Psychedelic rock was not as much of a genre as an approach to making music that attempted to replicate the experience of taking hallucinogenic drugs, which many bands experimented with literally and musically during a brief time period from about 1964 to 1969. Although it was cited most for albums like Revolver, Sargeant Peppers, Her Satanic Majesty's Request, Fifth Dimension, and Piper at the Gates of Dawn - from The Beatles, The Rolling Stones, The Byrds, and Pink Floyd respectively and one can hear these influences in The Grip Weeds, heavier, more blues oriented outfits like The Yardbirds, 13th Floor Elevators, Jimi Hendrix and Cream also made their own forays into psychedelic rock that were a little harder. That extra 'punch' of harder edge influenced by the heavier acts is what helps push The Grip Weeds into a rock 'n' roll band and not a psychedelic band. Although the songs sound too well crafted to be "garage rock," the term "psychedelic rock" was actually coined by Roky Erickson of The 13th Floor Elevators, a band revered by many as a "garage" band. The "fuzz" guitar effect as well as a Hammond or Farfisa were considered essential instruments for psychedelic rock, but coupled with a 12 string electric guitar. Also, the literal loudness and affinity for powerchords maintained by The Grip Weeds give them an edgy rawness that certainly rocks.

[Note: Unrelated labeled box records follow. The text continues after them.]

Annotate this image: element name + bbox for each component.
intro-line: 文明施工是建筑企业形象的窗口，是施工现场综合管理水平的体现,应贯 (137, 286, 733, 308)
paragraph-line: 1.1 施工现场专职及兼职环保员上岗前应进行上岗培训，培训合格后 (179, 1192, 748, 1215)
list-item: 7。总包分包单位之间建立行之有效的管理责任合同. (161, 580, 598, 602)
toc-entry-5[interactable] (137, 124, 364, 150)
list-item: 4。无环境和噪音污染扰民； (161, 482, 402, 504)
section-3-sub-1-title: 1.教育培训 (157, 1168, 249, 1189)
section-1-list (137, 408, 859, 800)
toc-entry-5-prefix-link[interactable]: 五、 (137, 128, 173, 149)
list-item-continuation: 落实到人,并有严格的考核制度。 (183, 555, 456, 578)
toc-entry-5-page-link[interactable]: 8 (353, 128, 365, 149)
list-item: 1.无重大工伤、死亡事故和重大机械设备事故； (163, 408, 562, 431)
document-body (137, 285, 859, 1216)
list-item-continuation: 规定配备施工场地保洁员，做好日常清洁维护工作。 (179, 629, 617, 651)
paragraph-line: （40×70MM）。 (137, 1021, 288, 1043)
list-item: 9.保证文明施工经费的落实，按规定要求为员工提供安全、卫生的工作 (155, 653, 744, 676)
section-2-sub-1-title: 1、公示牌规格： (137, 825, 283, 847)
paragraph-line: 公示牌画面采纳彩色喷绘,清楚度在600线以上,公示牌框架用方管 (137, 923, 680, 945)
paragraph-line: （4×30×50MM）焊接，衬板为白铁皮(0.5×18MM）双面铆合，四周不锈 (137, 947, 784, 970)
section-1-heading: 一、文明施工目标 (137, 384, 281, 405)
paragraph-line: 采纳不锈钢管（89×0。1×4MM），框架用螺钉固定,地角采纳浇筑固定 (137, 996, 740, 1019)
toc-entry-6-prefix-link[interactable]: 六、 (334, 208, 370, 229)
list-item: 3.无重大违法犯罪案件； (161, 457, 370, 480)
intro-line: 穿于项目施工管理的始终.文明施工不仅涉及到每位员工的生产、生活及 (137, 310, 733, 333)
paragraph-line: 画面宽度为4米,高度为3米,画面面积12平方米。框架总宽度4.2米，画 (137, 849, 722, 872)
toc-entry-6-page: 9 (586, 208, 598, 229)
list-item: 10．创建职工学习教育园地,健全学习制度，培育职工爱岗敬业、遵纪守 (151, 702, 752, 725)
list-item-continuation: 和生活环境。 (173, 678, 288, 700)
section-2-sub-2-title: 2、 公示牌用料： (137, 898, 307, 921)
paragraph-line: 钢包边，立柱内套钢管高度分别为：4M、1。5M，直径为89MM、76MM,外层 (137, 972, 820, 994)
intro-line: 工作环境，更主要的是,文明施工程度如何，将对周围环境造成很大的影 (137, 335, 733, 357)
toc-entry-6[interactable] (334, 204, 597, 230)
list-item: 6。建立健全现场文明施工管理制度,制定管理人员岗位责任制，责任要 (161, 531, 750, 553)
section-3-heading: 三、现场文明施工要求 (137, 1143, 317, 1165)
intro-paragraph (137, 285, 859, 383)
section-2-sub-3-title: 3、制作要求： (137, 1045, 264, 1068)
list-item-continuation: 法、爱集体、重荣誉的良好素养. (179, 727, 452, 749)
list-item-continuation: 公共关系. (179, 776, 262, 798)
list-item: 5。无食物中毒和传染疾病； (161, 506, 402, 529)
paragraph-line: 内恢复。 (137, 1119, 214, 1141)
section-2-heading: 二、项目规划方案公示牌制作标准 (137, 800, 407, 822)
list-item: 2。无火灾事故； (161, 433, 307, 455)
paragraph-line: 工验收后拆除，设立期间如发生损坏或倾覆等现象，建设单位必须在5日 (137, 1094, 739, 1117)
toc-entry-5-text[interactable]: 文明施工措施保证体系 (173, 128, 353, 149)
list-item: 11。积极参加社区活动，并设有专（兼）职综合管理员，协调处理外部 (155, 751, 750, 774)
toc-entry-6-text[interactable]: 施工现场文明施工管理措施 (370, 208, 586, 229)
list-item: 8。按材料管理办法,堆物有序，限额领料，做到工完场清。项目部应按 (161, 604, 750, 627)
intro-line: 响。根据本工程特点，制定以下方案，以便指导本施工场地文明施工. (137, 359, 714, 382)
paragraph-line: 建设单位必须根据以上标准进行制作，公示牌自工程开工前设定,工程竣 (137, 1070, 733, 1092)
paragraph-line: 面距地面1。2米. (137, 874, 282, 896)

"Life and Love, Times to Come" is a track including tabla, hammond, mellotron, and mandolin that draws from Love's "Red Telephone" with added Eastern sounds and builds up so well that one is taken on their own mystic trip while listening. Other tracks like "Infinite Soul" and "She Brings the Rain" are a little more straightforward but rock with great melodic guitar plus The Grip Weeds now aptly described psychedelic touches like sitars, harmonies, and full on power chords. Infinite Soul: The Best of The Grip Weeds comparable to "Alice in Wonderland" because there's something new around every corner, but things run awfully fast and it never gets boring or predictable. The songs stick to mostly the basic garage rock structure: 3 chords and short songs, but it's amazing what The Grip Weeds have packed into those short periods of time. It's rock 'n' roll with something new to discover with each rotation. Songs on it that one might not be enthusiastic about grow on you. The songs are short, loud, and incredibly dense, making them a music fan's listening music, but still have the powerpop punches to make you get up and rock. The Grip Weeds have set a new standard for powerpop. It's never been done this way before. Infinite Soul: The Best of The Grip Weeds and their anthology Infinite Soul: The Best of The Grip Weeds offer a great taste of new adventures to come.

"Astral Man" is a great song that sums up their talents- vocal harmonies, intense psychedelia, some '70s guitar licks, some loud drums! It's a great video, too!







Note: The band's name came from John Lennon's character private Grip Weed in the relatively unknown movie "How I Won the War."